Approximating Functions

val bigDecimals: Seq[BigDecimal]
val avg0 = avg(bigDecimals)
AveragedValue of a Sequence of values
val bigDecimals2: Seq[BigDecimal]
val avg1 = avg(bigDecimals2)
val avgs = Vector[AveragedValue](avg0, avg1)
val avgSum = sumAverageValues(avgs)
AveragedValue of a sequence of AveragedValues
val falsePositivepProb: Double = 0.01
val words = readWords(wordsPath)
val wordsBF = createBF(words, fpProb)
Create a BloomFilter
val falsePositivepProb: Double = 0.01
val word = "path"
val inDict = wordsBF.contains(word).isTrue
Is word in BloomFilter
val falsePositivepProb: Double = 0.01
val wordsFalseWords: IndexedSeq[String]
val falsePositives = for {
  i <- wordsFalseWords
  if wordsBF.contains(i).isTrue
} yield i
val acceptable = falsePositives.size < words.size * fpProb
Is BloomFilter’s false positive rate acceptable
val addrs = inetAddresses(ipRange)
val longZips = inetToLongZip(addrs)
val longs = testLongs(longZips)
implicit val m = createCMSMonoid[Long]()
val cms = createCountMinSketch(longs)
val estimatedCount = cms.totalCount
CountMinSketch estimate total number of elements seen so far
val estFreq = cms.frequency(longZips(5))
CountMinSketch estimate count of elements with the same value as the one selected
val cms1 = createCountMinSketch(longs)
val cmss = Vector(cms, cms1)
val cmsSum = sumCountMinSketch(cmss)
val estimatedCount = cmsSum.totalCount
Sum a Sequence of CountMinSketch then estimate combined total number of elements
val estFreq = cmsSum.frequency(longZips(5))
From a Sequence of CountMinSketch estimate count of elements with the indexed same value
val sines = genSineWave(100, 0 to 360)
val days = Range.Double(0.0, 361.0, 1.0)
val sinesZip = sines.zip(days)
val decayedValues = toDecayedValues(sinesZip, 10.0, None)
val avgAt90 = decayedValues(90).average(10.0)
DecayedValue moving average from the initial value to specified index
val avg80to90 = decayedValues(90).averageFrom(10.0, 80.0, 90.0)
DecayedValue moving average from specified index to specified index
implicit val ag = HyperLogLogAggregator(12)
val ints: Seq[Int]
val hll = createHLL(ints)
HyperLogLog create a HLL from a sequence of Int
val hlls = Vector(hll, hll2)
val sum = hlls.reduce(_ + _)
val size = sum.estimatedSize
Sum a Sequence of HLL and estimate total size
val approxs = mapHLL2Approximate(hlls)
Create a sequence of Approximate HHL approximate.

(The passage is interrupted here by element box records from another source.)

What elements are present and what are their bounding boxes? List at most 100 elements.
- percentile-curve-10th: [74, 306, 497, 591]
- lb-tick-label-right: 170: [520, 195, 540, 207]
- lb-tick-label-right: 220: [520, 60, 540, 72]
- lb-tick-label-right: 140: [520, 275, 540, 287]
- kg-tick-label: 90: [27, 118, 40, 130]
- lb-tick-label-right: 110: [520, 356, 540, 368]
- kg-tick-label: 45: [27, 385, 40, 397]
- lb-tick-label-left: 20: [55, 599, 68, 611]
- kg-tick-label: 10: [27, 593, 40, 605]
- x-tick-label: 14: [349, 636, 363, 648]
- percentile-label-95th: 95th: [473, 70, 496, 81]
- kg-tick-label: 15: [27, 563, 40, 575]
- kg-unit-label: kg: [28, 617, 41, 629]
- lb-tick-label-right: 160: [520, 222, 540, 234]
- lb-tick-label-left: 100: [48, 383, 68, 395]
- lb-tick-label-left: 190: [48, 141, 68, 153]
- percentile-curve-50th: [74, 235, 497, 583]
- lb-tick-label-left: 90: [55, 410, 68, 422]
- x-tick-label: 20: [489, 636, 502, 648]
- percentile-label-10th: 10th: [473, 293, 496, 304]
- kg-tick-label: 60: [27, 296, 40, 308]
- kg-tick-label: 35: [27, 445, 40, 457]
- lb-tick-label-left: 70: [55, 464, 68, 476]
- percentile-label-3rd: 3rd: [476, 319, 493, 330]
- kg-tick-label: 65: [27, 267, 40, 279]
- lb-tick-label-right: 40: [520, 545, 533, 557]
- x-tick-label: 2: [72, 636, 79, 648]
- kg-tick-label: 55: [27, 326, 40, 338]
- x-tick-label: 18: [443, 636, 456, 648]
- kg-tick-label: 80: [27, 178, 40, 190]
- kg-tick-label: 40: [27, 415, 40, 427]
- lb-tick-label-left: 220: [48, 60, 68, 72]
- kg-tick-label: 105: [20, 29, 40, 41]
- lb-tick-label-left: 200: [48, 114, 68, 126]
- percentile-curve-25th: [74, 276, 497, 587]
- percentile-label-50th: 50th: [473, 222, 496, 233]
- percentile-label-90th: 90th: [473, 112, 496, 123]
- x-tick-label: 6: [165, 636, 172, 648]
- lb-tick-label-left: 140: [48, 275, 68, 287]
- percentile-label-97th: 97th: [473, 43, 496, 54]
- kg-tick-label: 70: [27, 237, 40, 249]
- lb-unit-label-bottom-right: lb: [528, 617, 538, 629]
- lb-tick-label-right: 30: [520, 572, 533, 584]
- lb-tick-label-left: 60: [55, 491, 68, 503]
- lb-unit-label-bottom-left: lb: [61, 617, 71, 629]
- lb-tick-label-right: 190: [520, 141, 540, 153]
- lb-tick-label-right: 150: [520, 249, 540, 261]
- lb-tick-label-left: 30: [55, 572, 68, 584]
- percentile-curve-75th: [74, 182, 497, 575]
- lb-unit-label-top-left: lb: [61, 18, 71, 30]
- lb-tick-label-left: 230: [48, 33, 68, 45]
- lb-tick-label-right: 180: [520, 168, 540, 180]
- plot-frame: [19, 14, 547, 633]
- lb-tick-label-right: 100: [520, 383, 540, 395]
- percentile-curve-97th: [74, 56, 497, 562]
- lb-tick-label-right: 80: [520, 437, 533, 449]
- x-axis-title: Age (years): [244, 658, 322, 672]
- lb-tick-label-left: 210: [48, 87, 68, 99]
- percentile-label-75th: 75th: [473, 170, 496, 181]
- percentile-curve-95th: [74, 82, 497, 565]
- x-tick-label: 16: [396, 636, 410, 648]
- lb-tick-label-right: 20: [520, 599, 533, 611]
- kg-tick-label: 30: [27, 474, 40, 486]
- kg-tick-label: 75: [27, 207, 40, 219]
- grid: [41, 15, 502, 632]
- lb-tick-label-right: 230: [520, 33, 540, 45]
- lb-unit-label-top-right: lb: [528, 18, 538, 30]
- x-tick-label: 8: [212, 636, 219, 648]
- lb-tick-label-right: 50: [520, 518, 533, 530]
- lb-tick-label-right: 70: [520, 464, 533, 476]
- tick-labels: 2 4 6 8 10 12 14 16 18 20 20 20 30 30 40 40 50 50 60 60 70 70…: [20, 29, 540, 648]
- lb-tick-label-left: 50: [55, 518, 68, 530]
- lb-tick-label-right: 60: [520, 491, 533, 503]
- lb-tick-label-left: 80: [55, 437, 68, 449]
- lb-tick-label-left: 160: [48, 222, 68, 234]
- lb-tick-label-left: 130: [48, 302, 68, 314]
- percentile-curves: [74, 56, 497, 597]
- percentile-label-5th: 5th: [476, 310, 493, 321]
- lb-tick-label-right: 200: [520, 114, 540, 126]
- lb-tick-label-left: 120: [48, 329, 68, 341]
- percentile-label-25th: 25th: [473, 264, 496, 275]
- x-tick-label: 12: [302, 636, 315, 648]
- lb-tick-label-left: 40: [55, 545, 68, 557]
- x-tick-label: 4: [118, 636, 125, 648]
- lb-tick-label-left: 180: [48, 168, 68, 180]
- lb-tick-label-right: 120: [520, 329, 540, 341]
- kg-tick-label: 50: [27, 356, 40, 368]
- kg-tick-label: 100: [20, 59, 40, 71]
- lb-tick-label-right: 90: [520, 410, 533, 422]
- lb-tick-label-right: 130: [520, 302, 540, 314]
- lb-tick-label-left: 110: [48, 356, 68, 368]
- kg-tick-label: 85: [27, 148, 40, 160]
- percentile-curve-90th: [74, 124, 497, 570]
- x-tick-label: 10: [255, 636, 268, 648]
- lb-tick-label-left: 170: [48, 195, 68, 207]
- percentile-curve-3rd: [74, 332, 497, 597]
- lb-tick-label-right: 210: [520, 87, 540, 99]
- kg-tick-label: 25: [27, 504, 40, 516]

Map a sequence of HLL to a sequence of Approximate
val sum = approxs.reduce(_ + _)
Sum a Sequence of Approximate and estimate total size
val level = 5
implicit val qtBDSemigroup = new QTreeSemigroup[BigDecimal](level)
val qtBD = buildQTree[BigDecimal](bigDecimals)
Build QTree from a Sequence
val iqm = qtBD.interQuartileMean
Get its InterQuartileMean
val qTrees = Vector(qtBD, qtBD2)
val sumQTree = sumQTrees(qTrees)
Sum a Sequence of QTrees to a QTree
def wrapMax[Int](x: Int) = Max(x)
val wm = SeqFunctor.map[Int, Max[Int]](List(1,2,3,4))(wrapMax)
val bigDecimals: Seq[BigDecimal]
val negBigDecimals = SeqFunctor.map[BigDecimal, BigDecimal](bigDecimals)(negate)
val invertedBigDecimals = SeqFunctor.map[BigDecimal, BigDecimal](bigDecimals)(inverse)
SeqFunctor map elements of a sequence to elements of another sequence.
val bigDecimals: Seq[BigDecimal]
val invertedNegBigDecimals = andThen[BigDecimal, BigDecimal, BigDecimal](bigDecimals)( inverse)( negate)
andThen Functor map the elements of a sequence, map that sequence: f() andThen g().
val bigDecimals: Seq[BigDecimal]
val max = max(bigDecimals)
Get Max element of a sequence. For Sequence types that have a Semigroup, Monoid and Ordering
val bigDecimals: Seq[BigDecimal]
val min = min(bigDecimals)
val optBigDecs: [Option[BigDecimal]]
val min2 = min(optBigDecs.flatten)
val eithBigInts = Seq[Either[String, BigInt]]
val min3 = min(filterRight(eithBigInts)
Get Min element of a sequence.

Example Configurations

Typesafe Config example, and optional, config settings for Algebird are in src/main/resources/reference.conf. You can choose to use Typesafe Config and override these in your application’s src/main/resources/application.conf.